News & Politics

Dead-tired Doctors Endanger You

Newly minted doctors are often on the job for 100 or more hours a week, including shifts that run for 36 straight hours. No wonder 100,000 people die a year from medical errors.
Since it has been admitted that 100,000 Americans die each year due to medical errors in our hospitals, the profession now urges patients to ask bold and basic questions in the operating room, such as: "Now, which one of my kidneys are you preparing to remove?"

The American Medical Student Association, however, says that we patients should be asking another basic question: "When was the last time you slept, doc?"

It's not widely discussed, but a dangerous secret of hospital administration is that these places rely on grossly overworking the young, newly minted doctors known as resident physicians.

These doctors, who serve a required four-year hospital residency after medical school, are the backbone of patient care at most U.S. hospitals, and they are the ones who are bearing the brunt of ever more punishing workloads as corporatized hospitals cut staff at the same time that the number of patients is increasing. They commonly are on the job for 100 or more hours a week, including shifts that run for 36 straight hours.

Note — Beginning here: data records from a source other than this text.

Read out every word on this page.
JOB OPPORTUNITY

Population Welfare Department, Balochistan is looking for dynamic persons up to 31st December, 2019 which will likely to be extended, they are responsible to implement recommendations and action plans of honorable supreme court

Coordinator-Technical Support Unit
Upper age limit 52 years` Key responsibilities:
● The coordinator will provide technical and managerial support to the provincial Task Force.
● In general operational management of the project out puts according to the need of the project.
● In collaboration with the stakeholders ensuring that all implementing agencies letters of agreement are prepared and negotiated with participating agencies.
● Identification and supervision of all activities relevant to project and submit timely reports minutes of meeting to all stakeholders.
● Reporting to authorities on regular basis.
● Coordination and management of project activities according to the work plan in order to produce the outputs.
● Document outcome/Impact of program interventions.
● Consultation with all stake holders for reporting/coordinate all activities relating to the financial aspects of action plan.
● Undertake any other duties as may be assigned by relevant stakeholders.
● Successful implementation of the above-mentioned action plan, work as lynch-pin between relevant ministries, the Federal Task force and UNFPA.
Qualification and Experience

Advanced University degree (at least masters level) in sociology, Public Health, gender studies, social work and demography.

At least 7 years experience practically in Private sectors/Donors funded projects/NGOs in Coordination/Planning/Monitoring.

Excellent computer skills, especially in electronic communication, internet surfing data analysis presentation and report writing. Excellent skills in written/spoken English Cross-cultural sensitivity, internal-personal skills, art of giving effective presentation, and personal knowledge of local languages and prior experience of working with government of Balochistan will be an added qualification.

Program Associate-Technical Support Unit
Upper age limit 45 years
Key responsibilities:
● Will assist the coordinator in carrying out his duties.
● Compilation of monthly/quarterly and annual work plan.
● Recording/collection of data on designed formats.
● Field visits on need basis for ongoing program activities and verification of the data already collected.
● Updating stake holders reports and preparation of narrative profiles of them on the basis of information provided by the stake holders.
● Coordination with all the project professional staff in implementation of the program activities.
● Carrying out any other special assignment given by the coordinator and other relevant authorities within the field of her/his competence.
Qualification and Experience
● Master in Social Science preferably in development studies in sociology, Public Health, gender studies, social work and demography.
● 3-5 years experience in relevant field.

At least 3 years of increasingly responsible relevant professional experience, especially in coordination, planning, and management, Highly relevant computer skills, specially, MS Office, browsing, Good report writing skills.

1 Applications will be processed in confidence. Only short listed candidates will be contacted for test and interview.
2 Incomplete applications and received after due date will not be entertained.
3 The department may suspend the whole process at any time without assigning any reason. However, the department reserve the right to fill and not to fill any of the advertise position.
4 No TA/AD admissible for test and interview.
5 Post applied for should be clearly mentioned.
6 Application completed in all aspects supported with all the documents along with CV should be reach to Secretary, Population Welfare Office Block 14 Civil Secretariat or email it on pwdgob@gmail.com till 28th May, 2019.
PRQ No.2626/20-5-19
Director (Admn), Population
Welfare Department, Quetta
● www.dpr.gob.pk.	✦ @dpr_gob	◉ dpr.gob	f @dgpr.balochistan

Not surprisingly, four out of ten of these doctors say that their most serious mistakes are due to sheer exhaustion. Indeed, being awake for 24-hours leaves you with the hand-to-eye motor skills of someone who is legally drunk, yet these sleep-deprived doctors can still have another 12 hours to go on their shifts!

The AMSA points out that our country has laws that quite sensibly limit airline pilots to no more than 34 hours of flying each week and that restrict truckers to no more than 10 consecutive hours of driving. So, since we prohibit pilots from flying and truckers from driving while fatigued, and since we outlaw drunks on our roads, why do we allow doctors to deal with our life and death medical needs while they're bleary-eyed and mind-boggled?